Я посмотрела вокруг в поисках Шелли. Он исчез. Малиновая занавеска колыхалась в распахнутом окне. Хлопнула какая-то дверь. Он опустился вниз.
Испуская душераздирающие загробные крики, Клер кружила по огромному коридору, держа в руках полы своего платья, размахивая ими, как огромная моль крыльями. Она порхала между нимфами и сатирами, забегая за выкрашенные под мрамор колонны, и мгновенно исчезала в длинном темном тоннеле дверных проемов, ведущих вниз. Она была предназначена глубинам, подземельям, темноте. Недрам земли.
А я решила убежать наверх и быстро пробежала мимо портрета нашего хозяина. Неуклюже преодолела еще несколько ступенек следующего лестничного пролета когда вдруг у меня закружилась голова и я оступилась. Я задрожала и стала куда-то проваливаться. Мой мозг разрывал череп, что-то заставляло меня смотреть на холодное бесстрастное лицо, смотрящее на меня на фоне грозового моря. Сияющие глаза не отрываясь следили за мной.
Я вздрогнула и, очнувшись, побежала не оглядываясь. Теперь я хотела спрятаться. Спрятаться там, где бы меня никто никогда не нашел. Спрятаться от него, спрятаться от всего этого.
Укор в его глазах заставил меня почему-то посмотреть вниз на стол. И я была потрясена, увидев, что бокал, который Полидори наполнил опийной настойкой несколько минут назад, был… пуст.
Внезапно он погрузился во тьму.
— Светские забавы? — спросил Полидори неодобрительно.
Байрон, подойдя сзади, прикрыл глаза Полидори ладонями. Его теплое дыхание достигло напудренных щек итальянца.
— Разве страх — это забава?
Байрон говорил шепотом.
— В таком случае прошу меня извинить. Я удаляюсь в свою комнату.
Байрон не позволил ему уйти. Он сильнее прижал ладони к глазам доктора, почти вдавив их в глазницы. Это было совсем не нежное прикосновение. Жестокий акт силы. Детский ритуал, демонстрирующий превосходство.
— Ты будешь забавляться, — сказал Байрон на ухо Полидори. — Пока ты гость в моем доме, ты будешь играть в мои игры…
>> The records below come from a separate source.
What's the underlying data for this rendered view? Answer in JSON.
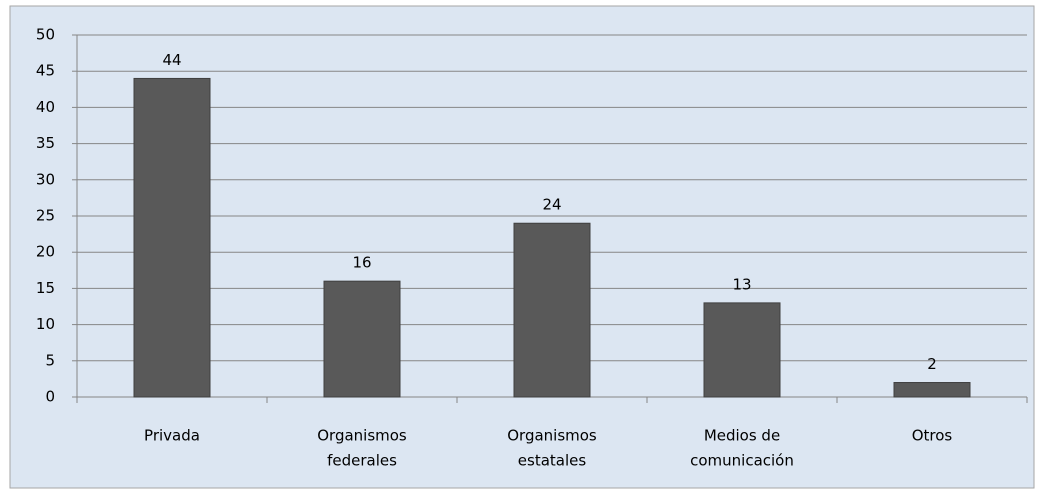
{
  "chart_data": {
    "type": "bar",
    "categories": [
      [
        "Privada"
      ],
      [
        "Organismos",
        "federales"
      ],
      [
        "Organismos",
        "estatales"
      ],
      [
        "Medios de",
        "comunicación"
      ],
      [
        "Otros"
      ]
    ],
    "values": [
      44,
      16,
      24,
      13,
      2
    ],
    "color": "#595959",
    "ylim": [
      0,
      50
    ],
    "yticks": [
      0,
      5,
      10,
      15,
      20,
      25,
      30,
      35,
      40,
      45,
      50
    ],
    "grid": true
  }
}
Нижняя губа доктора Полидори стала мелко дрожать. Он чуть качнул головой, моля о пощаде. Темнота, наступившая вокруг него, стала притуплять другие чувства. Его тошнило, кружилась голова. Кровь стучала в висках. Горькой желчью поднималась к горлу паника.
Хватка Байрона была крепка. Полидори знал, что улыбка на его лице сменилась оскалом презрения.
Он всхлипнул. Его дыхание сбилось и стало учащаться.
В этот момент почти с разочарованием он почувствовал, что Байрон отпустил его. Он отвернулся с выражением негодования, которое Полидори было, увы, хорошо известно. Полидори наклонился вперед за салфеткой и часто-часто моргая, не дал стоявшим в его больших красивых глазах слезам выкатиться. Он слышал, как его господин вышел из комнаты.
В одиночестве Полидори аккуратно сложил салфетку и медленно поднялся из-за стола, выпрямляя спину и поправляя манжеты. Это были единственные движения, которые он совершал безукоризненно, в них он обрел прощение своему унижению. Как обычно его обида перешла в высокое самомнение, но на этот раз, неожиданно для него самого, в нем родился призыв к возмездию. Обращайся с человеком дурно, и он будет совершать дурные поступки. Он знал, что в этом лежит известная еще античным философам непреложная истина. Пусть великий поэт получит доказательства того, что его Полли-Долли — вовсе не слабое пассивное существо, что у него также имеется болезненно-патологическое ощущение Его Сатанинского Величества. Разве страх — это забава?
Обойдя вокруг стола, Полидори сначала допил остатки опийной настойки из бокала Шелли, затем из бокала Клер.
Пока гость в моем доме, ты будешь играть в мои игры.
Со слезами на щеках Полидори улыбнулся.